El mapa se completa al unir las dos piezas: la comodidad del usuario y el control de la distribución avanzan juntos, y Coinbase aspira a ocupar la pasarela por donde circule el dinero agéntico.

Cómo usarlo sin Equivocaciones

El uso prudente parte de una idea simple, que consiste en tratar al asistente como redactor de transacciones y nunca como filtro de seguridad.

A partir de ahí, la disciplina manual marca la diferencia: leer completa la ventana de Base Account, verificar token, importe, dirección, red y comisión, y empezar con cantidades pequeñas reduce el margen de error. El círculo se cierra con una buena higiene de conexión, que pasa por confirmar la fuente oficial del MCP, desconectar la integración al terminar y no pegar jamás claves ni frases de recuperación en un chat.

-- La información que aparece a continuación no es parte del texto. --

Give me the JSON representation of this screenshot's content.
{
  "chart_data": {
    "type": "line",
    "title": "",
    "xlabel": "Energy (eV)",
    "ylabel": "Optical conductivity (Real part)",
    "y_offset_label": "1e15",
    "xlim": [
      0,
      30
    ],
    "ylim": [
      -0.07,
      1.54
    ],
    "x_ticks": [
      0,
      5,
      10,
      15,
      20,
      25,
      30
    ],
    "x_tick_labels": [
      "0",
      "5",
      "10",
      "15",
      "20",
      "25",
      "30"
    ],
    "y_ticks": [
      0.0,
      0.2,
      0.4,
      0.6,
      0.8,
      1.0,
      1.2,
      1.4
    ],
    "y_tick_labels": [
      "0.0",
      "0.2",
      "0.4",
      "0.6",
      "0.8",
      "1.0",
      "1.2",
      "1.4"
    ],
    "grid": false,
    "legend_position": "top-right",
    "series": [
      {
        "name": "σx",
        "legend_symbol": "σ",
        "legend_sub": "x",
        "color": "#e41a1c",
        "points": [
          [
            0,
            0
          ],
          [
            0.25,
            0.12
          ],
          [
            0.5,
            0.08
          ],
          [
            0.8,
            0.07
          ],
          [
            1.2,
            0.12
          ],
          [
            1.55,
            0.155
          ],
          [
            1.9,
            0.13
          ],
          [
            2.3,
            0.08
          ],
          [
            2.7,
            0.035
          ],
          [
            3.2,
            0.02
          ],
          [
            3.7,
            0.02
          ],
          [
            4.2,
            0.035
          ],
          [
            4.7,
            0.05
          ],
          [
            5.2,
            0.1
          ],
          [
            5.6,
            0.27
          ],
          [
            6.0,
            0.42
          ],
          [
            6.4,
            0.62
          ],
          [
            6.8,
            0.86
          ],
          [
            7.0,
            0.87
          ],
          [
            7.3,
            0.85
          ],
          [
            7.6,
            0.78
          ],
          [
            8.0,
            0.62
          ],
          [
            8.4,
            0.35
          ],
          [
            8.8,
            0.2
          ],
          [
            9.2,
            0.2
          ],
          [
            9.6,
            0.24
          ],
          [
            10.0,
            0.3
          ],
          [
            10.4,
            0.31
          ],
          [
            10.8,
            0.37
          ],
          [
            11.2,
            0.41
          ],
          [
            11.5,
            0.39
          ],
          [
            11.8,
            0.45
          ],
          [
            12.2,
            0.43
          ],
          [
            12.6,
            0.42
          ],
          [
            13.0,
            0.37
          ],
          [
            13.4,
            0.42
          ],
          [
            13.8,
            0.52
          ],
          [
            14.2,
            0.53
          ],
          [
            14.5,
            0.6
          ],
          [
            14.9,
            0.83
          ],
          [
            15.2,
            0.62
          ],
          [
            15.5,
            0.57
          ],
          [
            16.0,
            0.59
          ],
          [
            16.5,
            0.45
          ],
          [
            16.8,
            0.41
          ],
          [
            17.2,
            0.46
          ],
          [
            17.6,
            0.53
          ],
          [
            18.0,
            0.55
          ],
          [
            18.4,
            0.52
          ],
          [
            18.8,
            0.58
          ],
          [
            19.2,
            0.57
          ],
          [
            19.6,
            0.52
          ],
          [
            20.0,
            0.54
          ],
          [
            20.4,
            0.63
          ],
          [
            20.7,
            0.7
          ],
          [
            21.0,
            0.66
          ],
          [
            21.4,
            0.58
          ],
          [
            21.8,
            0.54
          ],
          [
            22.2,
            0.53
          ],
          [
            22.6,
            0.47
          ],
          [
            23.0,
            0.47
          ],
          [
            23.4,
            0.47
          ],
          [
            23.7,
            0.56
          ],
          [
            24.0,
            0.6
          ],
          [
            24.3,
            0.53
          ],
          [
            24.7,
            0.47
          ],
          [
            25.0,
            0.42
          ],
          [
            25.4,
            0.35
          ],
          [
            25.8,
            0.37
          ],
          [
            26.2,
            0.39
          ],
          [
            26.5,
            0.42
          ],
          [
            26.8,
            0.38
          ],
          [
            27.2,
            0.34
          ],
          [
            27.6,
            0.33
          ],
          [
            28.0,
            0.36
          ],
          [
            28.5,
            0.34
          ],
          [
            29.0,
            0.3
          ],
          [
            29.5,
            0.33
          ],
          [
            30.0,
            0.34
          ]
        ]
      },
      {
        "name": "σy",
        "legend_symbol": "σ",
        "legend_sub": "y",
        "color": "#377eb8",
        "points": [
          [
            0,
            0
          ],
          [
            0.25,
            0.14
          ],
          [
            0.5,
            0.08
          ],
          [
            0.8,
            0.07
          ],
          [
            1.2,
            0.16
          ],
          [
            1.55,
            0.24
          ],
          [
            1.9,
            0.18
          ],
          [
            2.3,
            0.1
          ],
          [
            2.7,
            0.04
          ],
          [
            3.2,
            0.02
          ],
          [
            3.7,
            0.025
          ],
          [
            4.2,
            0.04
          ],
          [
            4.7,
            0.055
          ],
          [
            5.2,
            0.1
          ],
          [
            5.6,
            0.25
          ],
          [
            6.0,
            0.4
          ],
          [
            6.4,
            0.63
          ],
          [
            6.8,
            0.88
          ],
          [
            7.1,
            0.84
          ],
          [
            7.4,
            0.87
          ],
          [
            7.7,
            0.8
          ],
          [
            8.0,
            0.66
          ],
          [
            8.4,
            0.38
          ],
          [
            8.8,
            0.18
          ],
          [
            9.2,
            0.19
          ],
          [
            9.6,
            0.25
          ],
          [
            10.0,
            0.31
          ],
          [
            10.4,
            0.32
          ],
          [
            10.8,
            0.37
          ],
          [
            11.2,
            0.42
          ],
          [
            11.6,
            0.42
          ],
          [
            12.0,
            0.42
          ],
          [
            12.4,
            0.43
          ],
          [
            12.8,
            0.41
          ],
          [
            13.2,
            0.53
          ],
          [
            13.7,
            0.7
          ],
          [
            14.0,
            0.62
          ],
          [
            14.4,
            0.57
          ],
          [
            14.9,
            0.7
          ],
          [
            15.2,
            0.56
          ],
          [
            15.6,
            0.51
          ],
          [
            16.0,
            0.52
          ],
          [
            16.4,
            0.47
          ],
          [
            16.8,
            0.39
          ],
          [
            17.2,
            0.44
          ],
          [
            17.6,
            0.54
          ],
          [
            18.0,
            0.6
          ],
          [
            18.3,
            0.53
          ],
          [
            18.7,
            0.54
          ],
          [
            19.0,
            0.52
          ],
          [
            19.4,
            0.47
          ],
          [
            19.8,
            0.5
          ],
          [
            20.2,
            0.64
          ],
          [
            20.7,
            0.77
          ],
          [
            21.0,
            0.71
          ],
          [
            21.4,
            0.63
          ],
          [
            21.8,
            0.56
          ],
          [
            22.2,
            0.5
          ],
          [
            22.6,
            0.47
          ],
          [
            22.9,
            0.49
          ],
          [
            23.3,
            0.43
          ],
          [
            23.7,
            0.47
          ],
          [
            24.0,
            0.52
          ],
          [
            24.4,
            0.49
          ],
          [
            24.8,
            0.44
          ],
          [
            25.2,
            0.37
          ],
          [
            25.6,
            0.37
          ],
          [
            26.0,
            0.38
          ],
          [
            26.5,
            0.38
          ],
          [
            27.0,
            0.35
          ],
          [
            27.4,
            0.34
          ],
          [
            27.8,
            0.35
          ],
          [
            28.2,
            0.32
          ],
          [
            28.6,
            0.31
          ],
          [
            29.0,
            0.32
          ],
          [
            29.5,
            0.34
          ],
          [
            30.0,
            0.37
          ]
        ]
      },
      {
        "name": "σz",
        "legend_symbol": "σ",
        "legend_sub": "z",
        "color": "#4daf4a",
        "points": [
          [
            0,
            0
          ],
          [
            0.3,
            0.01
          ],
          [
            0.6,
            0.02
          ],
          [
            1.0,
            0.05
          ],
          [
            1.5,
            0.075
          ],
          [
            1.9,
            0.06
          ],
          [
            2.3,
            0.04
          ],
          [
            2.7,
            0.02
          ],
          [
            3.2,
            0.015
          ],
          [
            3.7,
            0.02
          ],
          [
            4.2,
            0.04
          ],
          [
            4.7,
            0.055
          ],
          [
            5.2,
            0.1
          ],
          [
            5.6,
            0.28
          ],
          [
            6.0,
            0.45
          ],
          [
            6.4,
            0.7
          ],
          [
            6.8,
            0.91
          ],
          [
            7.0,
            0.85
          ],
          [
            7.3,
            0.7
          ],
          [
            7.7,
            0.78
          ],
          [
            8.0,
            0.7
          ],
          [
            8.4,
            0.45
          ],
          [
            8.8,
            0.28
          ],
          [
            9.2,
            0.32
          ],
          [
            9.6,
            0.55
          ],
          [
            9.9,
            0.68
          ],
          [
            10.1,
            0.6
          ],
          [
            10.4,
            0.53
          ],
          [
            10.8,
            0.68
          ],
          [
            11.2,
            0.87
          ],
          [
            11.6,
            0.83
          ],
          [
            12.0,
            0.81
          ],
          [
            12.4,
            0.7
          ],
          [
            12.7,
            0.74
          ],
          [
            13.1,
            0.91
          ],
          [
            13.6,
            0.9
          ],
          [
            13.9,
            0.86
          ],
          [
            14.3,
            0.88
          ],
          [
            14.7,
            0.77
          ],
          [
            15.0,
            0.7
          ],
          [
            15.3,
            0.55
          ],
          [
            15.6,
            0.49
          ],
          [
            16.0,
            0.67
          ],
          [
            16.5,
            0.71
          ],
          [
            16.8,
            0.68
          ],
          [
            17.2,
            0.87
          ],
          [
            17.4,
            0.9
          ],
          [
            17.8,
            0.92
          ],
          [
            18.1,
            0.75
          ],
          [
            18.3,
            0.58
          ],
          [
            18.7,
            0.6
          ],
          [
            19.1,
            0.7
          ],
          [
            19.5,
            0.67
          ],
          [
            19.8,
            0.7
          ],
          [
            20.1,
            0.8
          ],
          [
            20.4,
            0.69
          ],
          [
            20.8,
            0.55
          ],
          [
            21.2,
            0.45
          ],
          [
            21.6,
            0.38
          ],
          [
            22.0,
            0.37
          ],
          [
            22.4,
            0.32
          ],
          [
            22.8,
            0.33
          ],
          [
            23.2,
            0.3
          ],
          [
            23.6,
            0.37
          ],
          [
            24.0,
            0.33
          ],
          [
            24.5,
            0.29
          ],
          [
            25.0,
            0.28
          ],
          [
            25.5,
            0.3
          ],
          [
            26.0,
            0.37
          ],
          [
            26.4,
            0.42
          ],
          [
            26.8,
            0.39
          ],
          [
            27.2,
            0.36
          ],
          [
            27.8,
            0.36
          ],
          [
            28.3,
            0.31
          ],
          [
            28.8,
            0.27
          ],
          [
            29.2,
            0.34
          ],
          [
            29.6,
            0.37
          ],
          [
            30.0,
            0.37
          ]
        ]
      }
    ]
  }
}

Base MCP representa un paso real de ingeniería, capaz de retirar la custodia de la clave como punto de fallo y de ordenar el flujo de aprobación con un estándar abierto. El avance, sin embargo, convierte un problema de custodia en un problema de atención, y la comodidad que vende compite directamente con la vigilancia que exige.

De ahí que la etiqueta correcta no sea «seguro», sino «depende de ti»: mientras la última defensa siga siendo una persona que aprueba a toda prisa, la promesa de seguridad seguirá teniendo carácter condicional.